The information will help Walz craft an initial budget proposal, but lawmakers will look to another economic forecast in February for updated information before passing a final more than $52 billion spending plan.

After winning majorities in both legislative chambers at the Capitol and keeping a hold on the governor’s office, DFLers will determine how the surplus dollars get spent.

Democratic leaders have said they’ll weigh some ongoing tax cuts, such as eliminating the tax on Social Security and adopting additional credits for renters and parents, but they said plans for more wholesale income tax rate cuts were off the table. 

After leaving many pieces of important legislation unpassed in the last session, Senate Majority Leader Kari Dziedzic said DFLers would focus funds on areas where Minnesotans have expressed the most need. Among them were school mental health services, nutrition assistance and more funding for day care, she said.

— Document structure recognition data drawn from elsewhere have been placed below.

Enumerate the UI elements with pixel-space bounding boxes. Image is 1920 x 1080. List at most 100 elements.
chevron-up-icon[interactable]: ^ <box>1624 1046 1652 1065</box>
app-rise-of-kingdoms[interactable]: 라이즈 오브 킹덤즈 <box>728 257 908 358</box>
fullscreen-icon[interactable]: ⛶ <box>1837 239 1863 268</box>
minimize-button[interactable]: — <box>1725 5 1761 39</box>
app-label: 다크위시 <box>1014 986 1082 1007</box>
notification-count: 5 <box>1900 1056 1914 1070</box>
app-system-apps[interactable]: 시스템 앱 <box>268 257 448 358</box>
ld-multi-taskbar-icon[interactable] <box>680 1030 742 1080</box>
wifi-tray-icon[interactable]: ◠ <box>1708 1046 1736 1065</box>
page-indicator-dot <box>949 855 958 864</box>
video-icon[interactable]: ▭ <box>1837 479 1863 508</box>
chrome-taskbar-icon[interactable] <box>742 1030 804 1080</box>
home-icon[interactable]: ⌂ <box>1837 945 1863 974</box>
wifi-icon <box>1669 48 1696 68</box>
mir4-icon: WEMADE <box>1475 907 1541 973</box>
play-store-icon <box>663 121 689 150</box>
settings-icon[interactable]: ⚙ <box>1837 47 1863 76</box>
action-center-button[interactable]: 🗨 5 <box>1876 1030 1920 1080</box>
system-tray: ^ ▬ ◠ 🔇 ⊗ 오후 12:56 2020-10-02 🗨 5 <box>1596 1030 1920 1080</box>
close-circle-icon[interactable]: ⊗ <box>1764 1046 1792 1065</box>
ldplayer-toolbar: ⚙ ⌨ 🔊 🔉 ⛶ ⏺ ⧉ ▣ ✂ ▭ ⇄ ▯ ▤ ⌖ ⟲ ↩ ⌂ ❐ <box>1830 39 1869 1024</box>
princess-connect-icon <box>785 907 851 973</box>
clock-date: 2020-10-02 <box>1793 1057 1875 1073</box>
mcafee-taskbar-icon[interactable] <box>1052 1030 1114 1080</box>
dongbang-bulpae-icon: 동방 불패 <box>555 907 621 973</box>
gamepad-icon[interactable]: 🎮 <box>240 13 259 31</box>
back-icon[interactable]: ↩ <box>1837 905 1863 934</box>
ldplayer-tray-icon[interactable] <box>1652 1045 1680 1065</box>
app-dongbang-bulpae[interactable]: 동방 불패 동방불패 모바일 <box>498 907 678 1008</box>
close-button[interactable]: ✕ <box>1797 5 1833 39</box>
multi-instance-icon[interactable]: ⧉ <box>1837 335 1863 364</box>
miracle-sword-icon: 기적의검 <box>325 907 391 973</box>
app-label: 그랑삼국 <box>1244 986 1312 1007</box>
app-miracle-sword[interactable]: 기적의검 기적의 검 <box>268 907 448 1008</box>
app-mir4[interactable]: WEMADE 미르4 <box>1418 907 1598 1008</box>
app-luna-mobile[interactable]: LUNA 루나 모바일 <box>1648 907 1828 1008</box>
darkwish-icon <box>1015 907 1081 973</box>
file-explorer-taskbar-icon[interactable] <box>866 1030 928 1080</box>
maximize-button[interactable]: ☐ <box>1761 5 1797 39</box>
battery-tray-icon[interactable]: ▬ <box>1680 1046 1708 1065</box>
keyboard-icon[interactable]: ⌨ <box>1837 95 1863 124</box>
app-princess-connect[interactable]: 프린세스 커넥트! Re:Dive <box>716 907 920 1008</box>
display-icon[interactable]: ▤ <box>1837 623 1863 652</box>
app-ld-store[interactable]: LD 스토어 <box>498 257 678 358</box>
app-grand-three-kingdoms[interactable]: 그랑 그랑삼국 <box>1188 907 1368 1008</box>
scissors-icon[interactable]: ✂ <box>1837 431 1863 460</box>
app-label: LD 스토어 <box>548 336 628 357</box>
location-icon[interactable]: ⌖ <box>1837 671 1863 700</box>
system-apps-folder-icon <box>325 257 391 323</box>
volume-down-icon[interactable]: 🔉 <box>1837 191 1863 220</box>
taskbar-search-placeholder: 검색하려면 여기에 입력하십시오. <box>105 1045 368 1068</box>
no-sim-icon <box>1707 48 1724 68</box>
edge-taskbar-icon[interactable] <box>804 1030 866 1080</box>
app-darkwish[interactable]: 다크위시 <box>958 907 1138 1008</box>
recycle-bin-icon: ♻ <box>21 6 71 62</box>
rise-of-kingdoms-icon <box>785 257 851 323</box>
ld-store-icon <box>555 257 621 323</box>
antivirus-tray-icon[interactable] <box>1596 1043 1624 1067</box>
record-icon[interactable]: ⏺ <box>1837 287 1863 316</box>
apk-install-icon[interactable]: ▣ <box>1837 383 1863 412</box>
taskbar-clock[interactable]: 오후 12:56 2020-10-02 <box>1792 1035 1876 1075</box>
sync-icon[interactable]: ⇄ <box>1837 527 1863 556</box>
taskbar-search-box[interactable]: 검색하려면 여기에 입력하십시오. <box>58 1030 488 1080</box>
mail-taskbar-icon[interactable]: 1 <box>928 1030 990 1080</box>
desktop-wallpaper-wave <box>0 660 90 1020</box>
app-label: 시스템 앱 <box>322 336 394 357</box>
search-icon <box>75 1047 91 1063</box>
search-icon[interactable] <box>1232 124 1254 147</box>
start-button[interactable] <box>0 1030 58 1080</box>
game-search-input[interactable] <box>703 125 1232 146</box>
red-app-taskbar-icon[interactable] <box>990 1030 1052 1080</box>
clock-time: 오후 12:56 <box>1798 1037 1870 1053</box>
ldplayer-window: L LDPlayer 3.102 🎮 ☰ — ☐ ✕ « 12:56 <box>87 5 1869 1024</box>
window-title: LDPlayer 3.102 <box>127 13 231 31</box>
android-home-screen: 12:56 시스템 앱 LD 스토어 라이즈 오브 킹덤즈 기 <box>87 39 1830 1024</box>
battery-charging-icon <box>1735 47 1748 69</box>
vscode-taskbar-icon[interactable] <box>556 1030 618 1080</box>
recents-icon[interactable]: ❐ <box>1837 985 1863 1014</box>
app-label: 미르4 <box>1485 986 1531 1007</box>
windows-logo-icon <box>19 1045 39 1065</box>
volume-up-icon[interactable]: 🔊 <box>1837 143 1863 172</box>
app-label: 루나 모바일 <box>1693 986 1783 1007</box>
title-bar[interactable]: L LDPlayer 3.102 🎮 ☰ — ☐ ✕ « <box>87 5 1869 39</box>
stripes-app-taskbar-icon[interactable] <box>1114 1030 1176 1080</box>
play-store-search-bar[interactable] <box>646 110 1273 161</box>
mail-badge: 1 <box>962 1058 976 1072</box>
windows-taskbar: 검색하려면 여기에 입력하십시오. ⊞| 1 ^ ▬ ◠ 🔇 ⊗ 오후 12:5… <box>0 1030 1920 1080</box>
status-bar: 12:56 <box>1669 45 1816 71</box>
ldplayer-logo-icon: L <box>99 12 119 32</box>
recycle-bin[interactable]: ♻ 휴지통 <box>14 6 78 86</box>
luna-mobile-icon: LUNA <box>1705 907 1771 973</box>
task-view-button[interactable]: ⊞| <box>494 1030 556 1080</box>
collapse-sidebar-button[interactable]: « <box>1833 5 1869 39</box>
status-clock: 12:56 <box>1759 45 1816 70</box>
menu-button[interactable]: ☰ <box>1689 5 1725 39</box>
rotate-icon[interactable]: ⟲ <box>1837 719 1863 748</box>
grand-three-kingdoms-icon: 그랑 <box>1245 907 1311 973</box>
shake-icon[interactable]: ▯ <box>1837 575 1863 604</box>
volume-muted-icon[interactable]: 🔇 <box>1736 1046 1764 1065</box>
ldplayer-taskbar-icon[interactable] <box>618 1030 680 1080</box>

“I think we will be looking to see what can we all agree on? What are we all agreed on? Because we’ve talked to so many Minnesotans across the state that agree on so much. And they want us to get the work done,” said Dziedzic, DFL-Minneapolis. “And so that’s what we’re going to be looking for.”

House Speaker Melissa Hortman, DFL-Brooklyn Park, said Democrats would also prioritize one-time spending for child care, starting up a paid family and medical leave program and sending out emergency funding to police departments around the state. 

But some of the DFL wish list might have to be scaled back if projections show darker economic times ahead, she said.

“I think what we will focus on is what Minnesota will be proud of,” Hortman said. “There will be some things we aren’t able to get that we don’t have the votes for, or we don’t have the money for, because we may have a budget surplus, but it might not be big enough to do all the things that people think are important.” 

Melissa Hortman and Jeremy Miller

House Speaker Melissa Hortman, DFL-Brooklyn Park and Senate Majority Leader Jeremy Miller, R-Winona after a negotiating session with Gov. Tim Walz at the Capitol on March 8.

Brian Bakst | MPR News

Walz told reporters that he supports taking a careful budgeting approach but didn’t want to avoid spending increases in the name of playing it safe.

“Being cautious and prudent is not an excuse for not making the investments that are actually fundamental to the growth of that economy,” Walz said. “We can’t get so nervous and so cautious that we’re not willing to fund our child care because we’re thinking about what would happen because that becomes a self perpetuating loop of spiraling down if we’re not doing those things.”

The governor said additional funding for child care and public schools should be top concerns when lawmakers kick off the legislative session in January. 

Republicans, meanwhile, have pushed to return some of the surplus through ongoing tax cuts.

“We’ve had a surplus for a number of years and to me, that means we’re taking in too much of Minnesotans’ money, that it would be better left with them,” incoming House Minority Leader Lisa Demuth, R-Cold Spring, said. 

After the release of the budget surplus numbers Tuesday, Demuth put out a statement saying, “Minnesotans are being massively overtaxed and we should spend most of the next session working to give as much of it back to Minnesotans as possible.”

The view was echoed by incoming Senate Minority Leader Mark Johnson, R-East Grand Forks. “We are being battered with high property taxes, rapid inflation, rising energy costs, and a looming recession,” he said in a statement. “We need real relief that all Minnesotans can count on for years to come.”

MPR News correspondent Brian Bakst contributed to this report.